En évitant de s’arrêter sur une imagerie convenue du Paris occupé, les auteurs donnent à cette longue nuit des accents bien particuliers. Les visions fantastiques de la ville confinée provoquent une résonance étrange, singulière, totalement crédible. La cavale de ces femmes que tout oppose se prolonge dans des situations d’oubli, de séparations puis de retrouvailles à l’image de certaines destinées vécues durant cette période tragique.
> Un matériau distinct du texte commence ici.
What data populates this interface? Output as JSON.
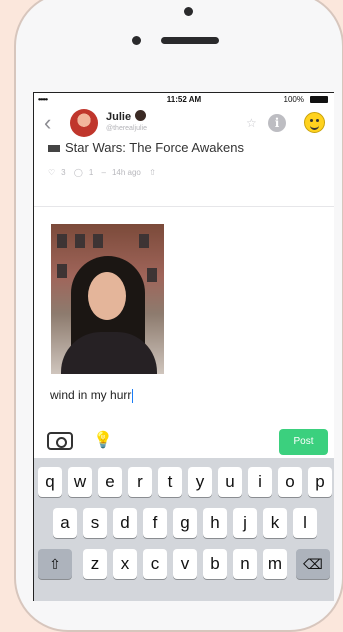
{
  "status": {
    "signal": "••••• ",
    "time": "11:52 AM",
    "battery": "100%"
  },
  "nav": {
    "back": "‹",
    "name": "Julie",
    "handle": "@therealjulie",
    "star": "☆",
    "info": "i"
  },
  "previous_post": {
    "title": "Star Wars: The Force Awakens",
    "likes": "3",
    "comments": "1",
    "time": "14h ago"
  },
  "compose": {
    "caption": "wind in my hurr"
  },
  "toolbar": {
    "bulb": "💡",
    "post_label": "Post"
  },
  "keyboard": {
    "row1": [
      "q",
      "w",
      "e",
      "r",
      "t",
      "y",
      "u",
      "i",
      "o",
      "p"
    ],
    "row2": [
      "a",
      "s",
      "d",
      "f",
      "g",
      "h",
      "j",
      "k",
      "l"
    ],
    "row3": [
      "z",
      "x",
      "c",
      "v",
      "b",
      "n",
      "m"
    ],
    "shift": "⇧",
    "delete": "⌫"
  },
  "colors": {
    "accent": "#3bd07e",
    "background": "#fbe7dc"
  }
}
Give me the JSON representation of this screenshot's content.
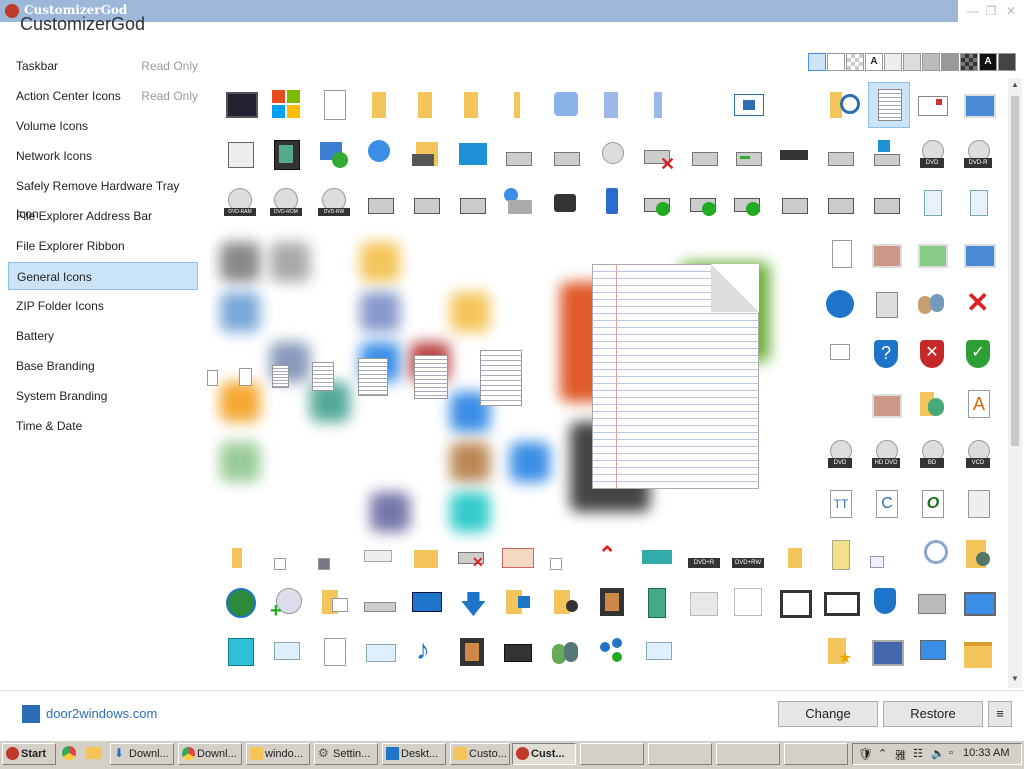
{
  "window": {
    "title": "CustomizerGod",
    "heading": "CustomizerGod"
  },
  "sidebar": {
    "items": [
      {
        "label": "Taskbar",
        "badge": "Read Only"
      },
      {
        "label": "Action Center Icons",
        "badge": "Read Only"
      },
      {
        "label": "Volume Icons",
        "badge": ""
      },
      {
        "label": "Network Icons",
        "badge": ""
      },
      {
        "label": "Safely Remove Hardware Tray Icon",
        "badge": ""
      },
      {
        "label": "File Explorer Address Bar",
        "badge": ""
      },
      {
        "label": "File Explorer Ribbon",
        "badge": ""
      },
      {
        "label": "General Icons",
        "badge": ""
      },
      {
        "label": "ZIP Folder Icons",
        "badge": ""
      },
      {
        "label": "Battery",
        "badge": ""
      },
      {
        "label": "Base Branding",
        "badge": ""
      },
      {
        "label": "System Branding",
        "badge": ""
      },
      {
        "label": "Time & Date",
        "badge": ""
      }
    ],
    "active_index": 7
  },
  "swatches": {
    "letter": "A"
  },
  "icon_labels": {
    "dvd_ram": "DVD-RAM",
    "dvd_rom": "DVD-ROM",
    "dvd_rw": "DVD-RW",
    "dvd": "DVD",
    "dvd_r": "DVD-R",
    "hd_dvd": "HD DVD",
    "bd": "BD",
    "vcd": "VCD",
    "dvd_plus_r": "DVD+R",
    "dvd_plus_rw": "DVD+RW",
    "font_a": "A",
    "font_o": "O",
    "font_c": "C",
    "font_t": "TT"
  },
  "footer": {
    "brand": "door2windows.com",
    "change": "Change",
    "restore": "Restore",
    "menu": "≡"
  },
  "taskbar": {
    "start": "Start",
    "items": [
      "Downl...",
      "Downl...",
      "windo...",
      "Settin...",
      "Deskt...",
      "Custo...",
      "Cust..."
    ],
    "active_index": 6,
    "clock": "10:33 AM"
  },
  "colors": {
    "accent": "#2d6db5",
    "active_bg": "#cce4f7",
    "title_bar": "#9db7d8"
  }
}
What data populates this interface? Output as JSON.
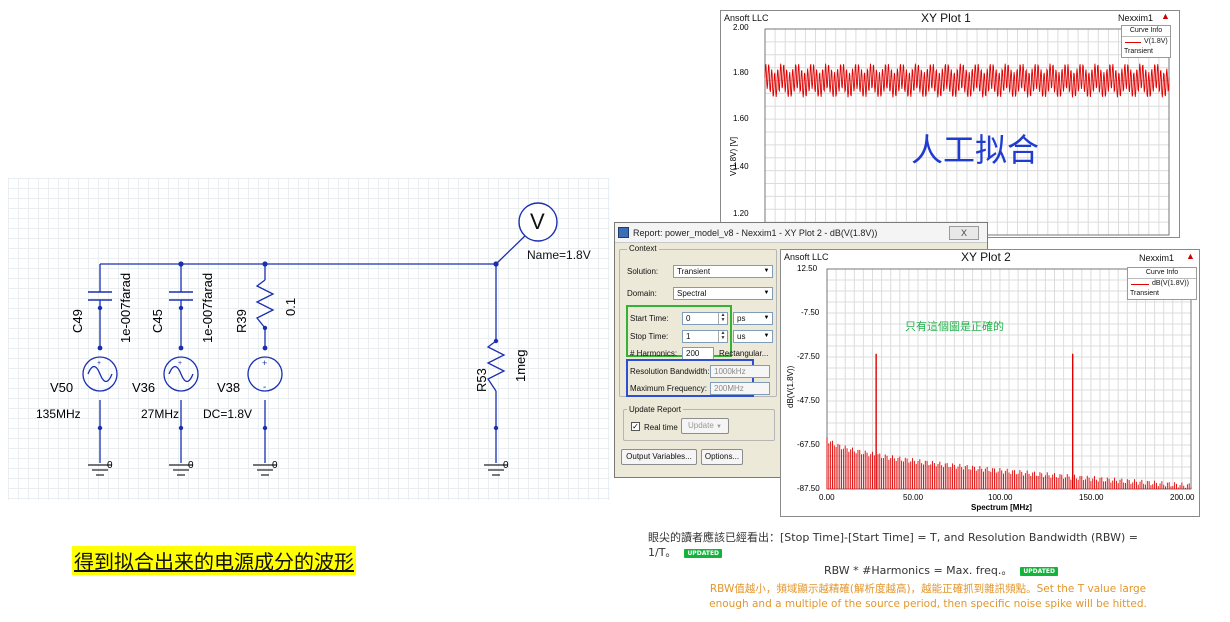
{
  "schematic": {
    "probe": {
      "symbol": "V",
      "name_label": "Name=1.8V"
    },
    "components": [
      {
        "ref": "C49",
        "value": "1e-007farad"
      },
      {
        "ref": "C45",
        "value": "1e-007farad"
      },
      {
        "ref": "R39",
        "value": "0.1"
      },
      {
        "ref": "R53",
        "value": "1meg"
      }
    ],
    "sources": [
      {
        "ref": "V50",
        "value": "135MHz"
      },
      {
        "ref": "V36",
        "value": "27MHz"
      },
      {
        "ref": "V38",
        "value": "DC=1.8V"
      }
    ],
    "ground_label": "0"
  },
  "caption_left": "得到拟合出来的电源成分的波形",
  "plot1": {
    "company": "Ansoft LLC",
    "title": "XY Plot 1",
    "tool": "Nexxim1",
    "y_axis_label": "V(1.8V) [V]",
    "curve_info_title": "Curve Info",
    "curve_name": "V(1.8V)",
    "curve_sub": "Transient",
    "overlay_text": "人工拟合",
    "curve_color": "#e00000",
    "chart_data": {
      "type": "line",
      "ylabel": "V(1.8V) [V]",
      "y_ticks": [
        "2.00",
        "1.80",
        "1.60",
        "1.40",
        "1.20"
      ],
      "ylim": [
        1.2,
        2.0
      ],
      "series": [
        {
          "name": "V(1.8V)",
          "description_range": [
            1.73,
            1.87
          ]
        }
      ]
    }
  },
  "dialog": {
    "title": "Report: power_model_v8 - Nexxim1 - XY Plot 2 - dB(V(1.8V))",
    "close_label": "X",
    "context_label": "Context",
    "solution_label": "Solution:",
    "solution_value": "Transient",
    "domain_label": "Domain:",
    "domain_value": "Spectral",
    "start_time_label": "Start Time:",
    "start_time_value": "0",
    "start_time_unit": "ps",
    "stop_time_label": "Stop Time:",
    "stop_time_value": "1",
    "stop_time_unit": "us",
    "harmonics_label": "# Harmonics:",
    "harmonics_value": "200",
    "window_value": "Rectangular...",
    "rbw_label": "Resolution Bandwidth:",
    "rbw_value": "1000kHz",
    "max_freq_label": "Maximum Frequency:",
    "max_freq_value": "200MHz",
    "update_report_label": "Update Report",
    "realtime_label": "Real time",
    "update_button": "Update",
    "output_vars_button": "Output Variables...",
    "options_button": "Options..."
  },
  "plot2": {
    "company": "Ansoft LLC",
    "title": "XY Plot 2",
    "tool": "Nexxim1",
    "y_axis_label": "dB(V(1.8V))",
    "x_axis_label": "Spectrum [MHz]",
    "curve_info_title": "Curve Info",
    "curve_name": "dB(V(1.8V))",
    "curve_sub": "Transient",
    "annotation": "只有這個圖是正確的",
    "curve_color": "#e00000",
    "chart_data": {
      "type": "line",
      "xlabel": "Spectrum [MHz]",
      "ylabel": "dB(V(1.8V))",
      "x_ticks": [
        "0.00",
        "50.00",
        "100.00",
        "150.00",
        "200.00"
      ],
      "y_ticks": [
        "12.50",
        "-7.50",
        "-27.50",
        "-47.50",
        "-67.50",
        "-87.50"
      ],
      "xlim": [
        0,
        200
      ],
      "ylim": [
        -87.5,
        12.5
      ],
      "series": [
        {
          "name": "dB(V(1.8V))",
          "spikes": [
            {
              "x": 27,
              "y": -26
            },
            {
              "x": 135,
              "y": -26
            }
          ],
          "noise_floor_start": -64,
          "noise_floor_end": -86
        }
      ]
    }
  },
  "notes": {
    "line1": "眼尖的讀者應該已經看出：[Stop Time]-[Start Time] = T, and Resolution Bandwidth (RBW) =",
    "line1b": "1/T。",
    "line2": "RBW * #Harmonics = Max. freq.。",
    "line3": "RBW值越小，頻域顯示越精確(解析度越高)，越能正確抓到雜訊頻點。Set the T value large",
    "line4": "enough and a multiple of the source period, then specific noise spike will be hitted.",
    "badge": "UPDATED"
  }
}
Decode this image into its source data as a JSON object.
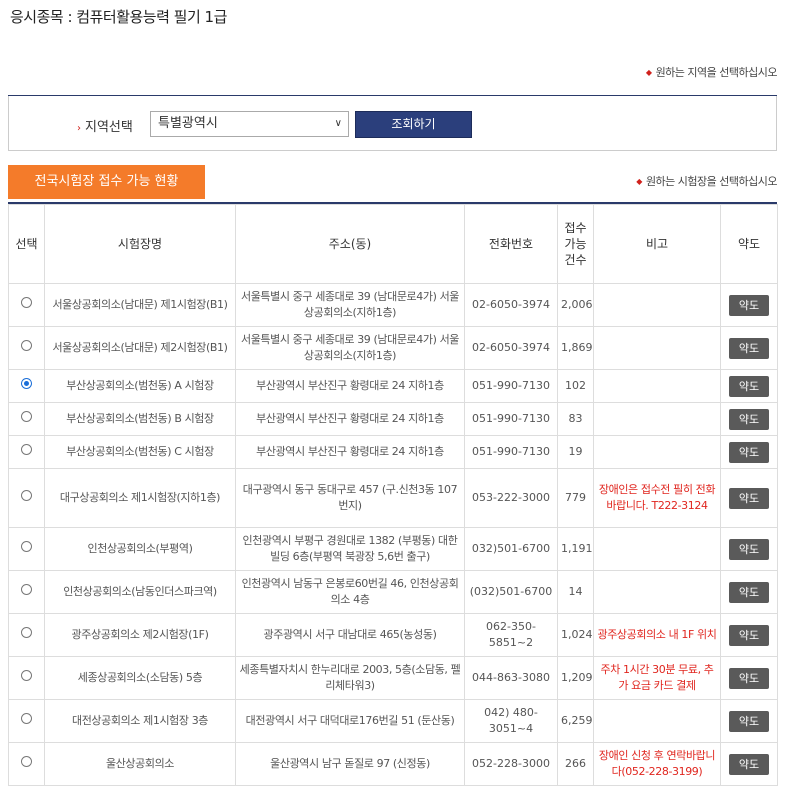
{
  "header": {
    "title": "응시종목 : 컴퓨터활용능력 필기 1급"
  },
  "hints": {
    "region_hint": "원하는 지역을 선택하십시오",
    "site_hint": "원하는 시험장을 선택하십시오"
  },
  "region": {
    "label": "지역선택",
    "selected": "특별광역시",
    "search_button": "조회하기"
  },
  "tab": {
    "label": "전국시험장 접수 가능 현황"
  },
  "table": {
    "headers": {
      "select": "선택",
      "site": "시험장명",
      "address": "주소(동)",
      "phone": "전화번호",
      "count": "접수가능건수",
      "note": "비고",
      "map": "약도"
    },
    "map_label": "약도",
    "rows": [
      {
        "checked": false,
        "site": "서울상공회의소(남대문) 제1시험장(B1)",
        "address": "서울특별시 중구 세종대로 39 (남대문로4가) 서울상공회의소(지하1층)",
        "phone": "02-6050-3974",
        "count": "2,006",
        "note": ""
      },
      {
        "checked": false,
        "site": "서울상공회의소(남대문) 제2시험장(B1)",
        "address": "서울특별시 중구 세종대로 39 (남대문로4가) 서울상공회의소(지하1층)",
        "phone": "02-6050-3974",
        "count": "1,869",
        "note": ""
      },
      {
        "checked": true,
        "site": "부산상공회의소(범천동) A 시험장",
        "address": "부산광역시 부산진구 황령대로 24 지하1층",
        "phone": "051-990-7130",
        "count": "102",
        "note": ""
      },
      {
        "checked": false,
        "site": "부산상공회의소(범천동) B 시험장",
        "address": "부산광역시 부산진구 황령대로 24 지하1층",
        "phone": "051-990-7130",
        "count": "83",
        "note": ""
      },
      {
        "checked": false,
        "site": "부산상공회의소(범천동) C 시험장",
        "address": "부산광역시 부산진구 황령대로 24 지하1층",
        "phone": "051-990-7130",
        "count": "19",
        "note": ""
      },
      {
        "checked": false,
        "site": "대구상공회의소 제1시험장(지하1층)",
        "address": "대구광역시 동구 동대구로 457 (구.신천3동 107번지)",
        "phone": "053-222-3000",
        "count": "779",
        "note": "장애인은 접수전 필히 전화바랍니다. T222-3124"
      },
      {
        "checked": false,
        "site": "인천상공회의소(부평역)",
        "address": "인천광역시 부평구 경원대로 1382 (부평동) 대한빌딩 6층(부평역 북광장 5,6번 출구)",
        "phone": "032)501-6700",
        "count": "1,191",
        "note": ""
      },
      {
        "checked": false,
        "site": "인천상공회의소(남동인더스파크역)",
        "address": "인천광역시 남동구 은봉로60번길 46, 인천상공회의소 4층",
        "phone": "(032)501-6700",
        "count": "14",
        "note": ""
      },
      {
        "checked": false,
        "site": "광주상공회의소 제2시험장(1F)",
        "address": "광주광역시 서구 대남대로 465(농성동)",
        "phone": "062-350-5851~2",
        "count": "1,024",
        "note": "광주상공회의소 내 1F 위치"
      },
      {
        "checked": false,
        "site": "세종상공회의소(소담동) 5층",
        "address": "세종특별자치시 한누리대로 2003, 5층(소담동, 펠리체타워3)",
        "phone": "044-863-3080",
        "count": "1,209",
        "note": "주차 1시간 30분 무료, 추가 요금 카드 결제"
      },
      {
        "checked": false,
        "site": "대전상공회의소 제1시험장 3층",
        "address": "대전광역시 서구 대덕대로176번길 51 (둔산동)",
        "phone": "042) 480-3051~4",
        "count": "6,259",
        "note": ""
      },
      {
        "checked": false,
        "site": "울산상공회의소",
        "address": "울산광역시 남구 돋질로 97 (신정동)",
        "phone": "052-228-3000",
        "count": "266",
        "note": "장애인 신청 후 연락바랍니다(052-228-3199)"
      }
    ]
  }
}
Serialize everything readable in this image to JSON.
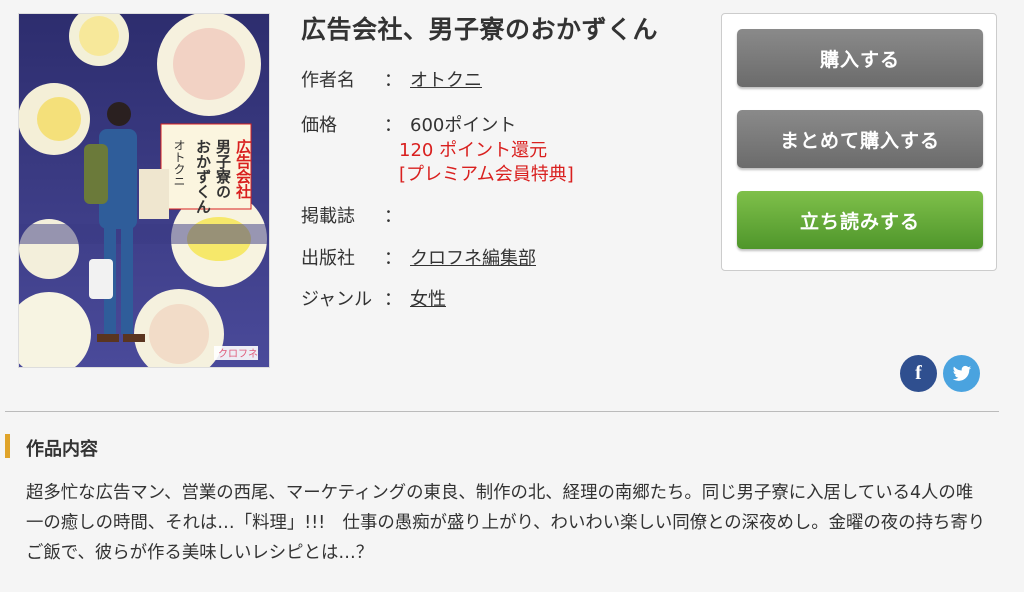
{
  "cover": {
    "title_vertical": "広告会社、男子寮のおかずくん",
    "author": "オトクニ",
    "publisher_mark": "クロフネ"
  },
  "title": "広告会社、男子寮のおかずくん",
  "info": {
    "author_label": "作者名",
    "author": "オトクニ",
    "price_label": "価格",
    "price": "600ポイント",
    "points_back": "120 ポイント還元",
    "premium": "[プレミアム会員特典]",
    "magazine_label": "掲載誌",
    "magazine": "",
    "publisher_label": "出版社",
    "publisher": "クロフネ編集部",
    "genre_label": "ジャンル",
    "genre": "女性",
    "separator": "："
  },
  "buttons": {
    "buy": "購入する",
    "bulk_buy": "まとめて購入する",
    "preview": "立ち読みする"
  },
  "social": {
    "facebook": "f",
    "twitter": "t"
  },
  "section": {
    "title": "作品内容",
    "description": "超多忙な広告マン、営業の西尾、マーケティングの東良、制作の北、経理の南郷たち。同じ男子寮に入居している4人の唯一の癒しの時間、それは…「料理」!!!　仕事の愚痴が盛り上がり、わいわい楽しい同僚との深夜めし。金曜の夜の持ち寄りご飯で、彼らが作る美味しいレシピとは…？"
  },
  "colors": {
    "accent_bar": "#e0a42a",
    "point_red": "#d9201f",
    "button_gray": "#777777",
    "button_green": "#5fa835",
    "facebook": "#2f4f8f",
    "twitter": "#4aa3df"
  }
}
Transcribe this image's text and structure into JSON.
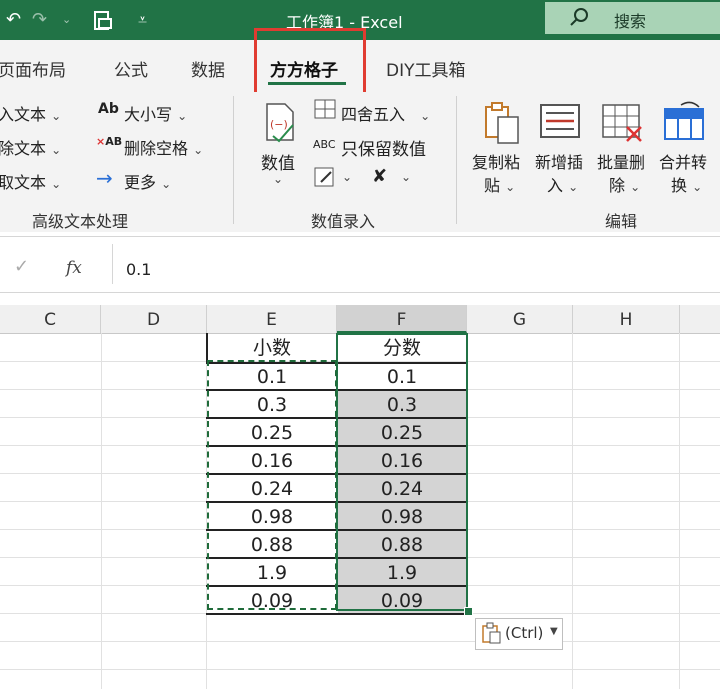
{
  "window": {
    "title": "工作簿1  -  Excel",
    "search_label": "搜索"
  },
  "tabs": [
    "页面布局",
    "公式",
    "数据",
    "方方格子",
    "DIY工具箱"
  ],
  "ribbon": {
    "text_group": {
      "items_left": [
        "入文本",
        "除文本",
        "取文本"
      ],
      "items_right": [
        "大小写",
        "删除空格",
        "更多"
      ],
      "label": "高级文本处理"
    },
    "value_group": {
      "big_button": "数值",
      "round_label": "四舍五入",
      "keep_label": "只保留数值",
      "label": "数值录入"
    },
    "edit_group": {
      "buttons": [
        {
          "line1": "复制粘",
          "line2": "贴"
        },
        {
          "line1": "新增插",
          "line2": "入"
        },
        {
          "line1": "批量删",
          "line2": "除"
        },
        {
          "line1": "合并转",
          "line2": "换"
        }
      ],
      "label": "编辑"
    }
  },
  "formula_bar": {
    "fx": "fx",
    "value": "0.1"
  },
  "columns": [
    "C",
    "D",
    "E",
    "F",
    "G",
    "H"
  ],
  "table": {
    "header_e": "小数",
    "header_f": "分数",
    "col_e": [
      "0.1",
      "0.3",
      "0.25",
      "0.16",
      "0.24",
      "0.98",
      "0.88",
      "1.9",
      "0.09"
    ],
    "col_f": [
      "0.1",
      "0.3",
      "0.25",
      "0.16",
      "0.24",
      "0.98",
      "0.88",
      "1.9",
      "0.09"
    ]
  },
  "paste_options": {
    "label": "(Ctrl)"
  },
  "colors": {
    "excel_green": "#217346",
    "highlight_red": "#e03c31",
    "selection_gray": "#d4d4d4"
  }
}
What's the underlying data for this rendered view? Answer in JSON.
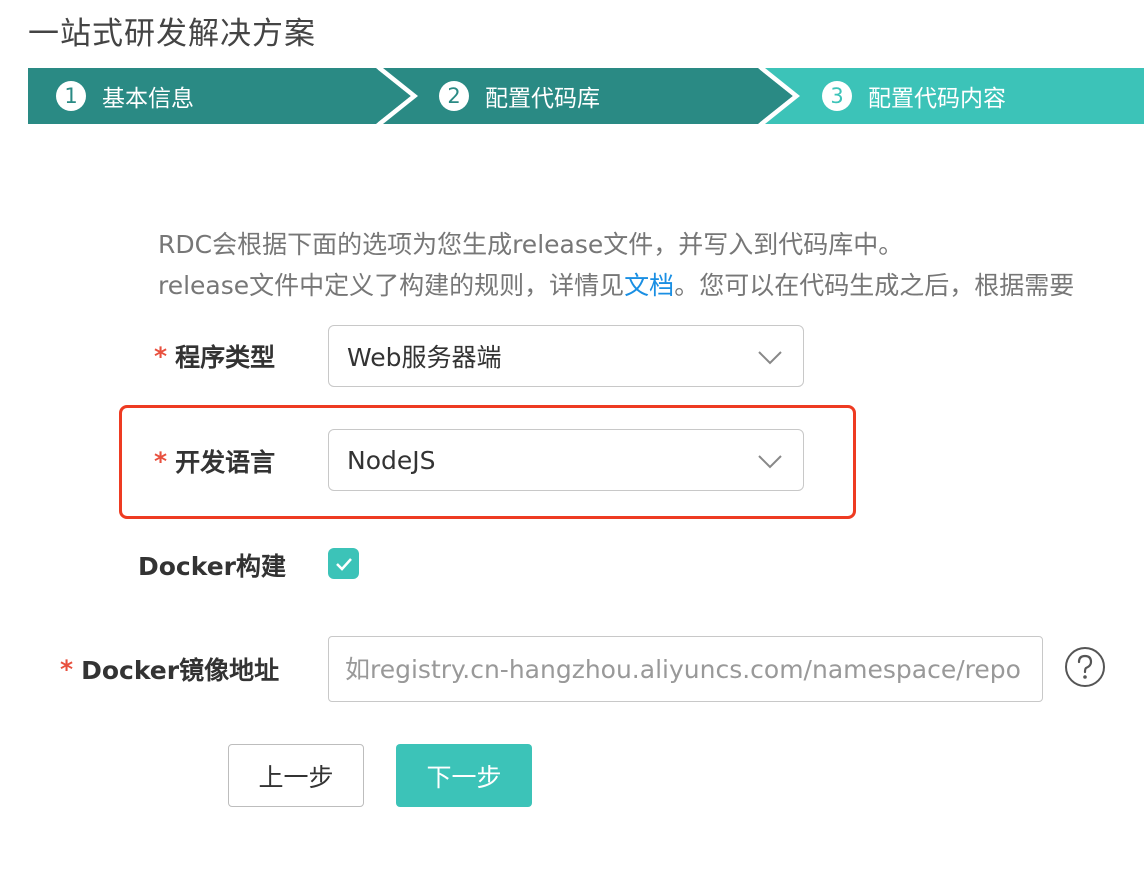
{
  "page": {
    "title": "一站式研发解决方案"
  },
  "steps": [
    {
      "num": "1",
      "label": "基本信息"
    },
    {
      "num": "2",
      "label": "配置代码库"
    },
    {
      "num": "3",
      "label": "配置代码内容"
    }
  ],
  "description": {
    "line1": "RDC会根据下面的选项为您生成release文件，并写入到代码库中。",
    "line2_before": "release文件中定义了构建的规则，详情见",
    "line2_link": "文档",
    "line2_after": "。您可以在代码生成之后，根据需要"
  },
  "form": {
    "program_type": {
      "label": "程序类型",
      "value": "Web服务器端"
    },
    "language": {
      "label": "开发语言",
      "value": "NodeJS"
    },
    "docker_build": {
      "label": "Docker构建",
      "checked": true
    },
    "docker_image": {
      "label": "Docker镜像地址",
      "placeholder": "如registry.cn-hangzhou.aliyuncs.com/namespace/repo",
      "value": ""
    },
    "required_mark": "*"
  },
  "buttons": {
    "prev": "上一步",
    "next": "下一步"
  },
  "colors": {
    "step_done": "#2a8a84",
    "step_active": "#3cc3b8",
    "accent": "#3cc3b8",
    "highlight": "#ee3b22",
    "link": "#1a8fe3"
  },
  "icons": {
    "select_arrow": "chevron-down-icon",
    "checkbox": "check-icon",
    "help": "question-circle-icon"
  }
}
Les retrouvailles, c’est aussi celles de deux anciens auteurs du magazine Pilote des années 1970. Cinquante ans après leur première rencontre dans les couloirs du fameux magazine, on les retrouve porteurs d’un récit autant cinématographique dans sa construction que graphique dans sa conception.
Si à l’origine, Patrice Leconte avait imaginé une version filmée de cette histoire, sa mise en images par Alexandre Coutelis souligne la dimension fantastique et dramatique du récit. L’atmosphère nocturne et inquiétante qui sert de toile de fond donne l’occasion à ce maître des ambiances de jouer avec les aplats, les clairs-obscurs tout en renouvelant la gamme des couleurs et des ombres.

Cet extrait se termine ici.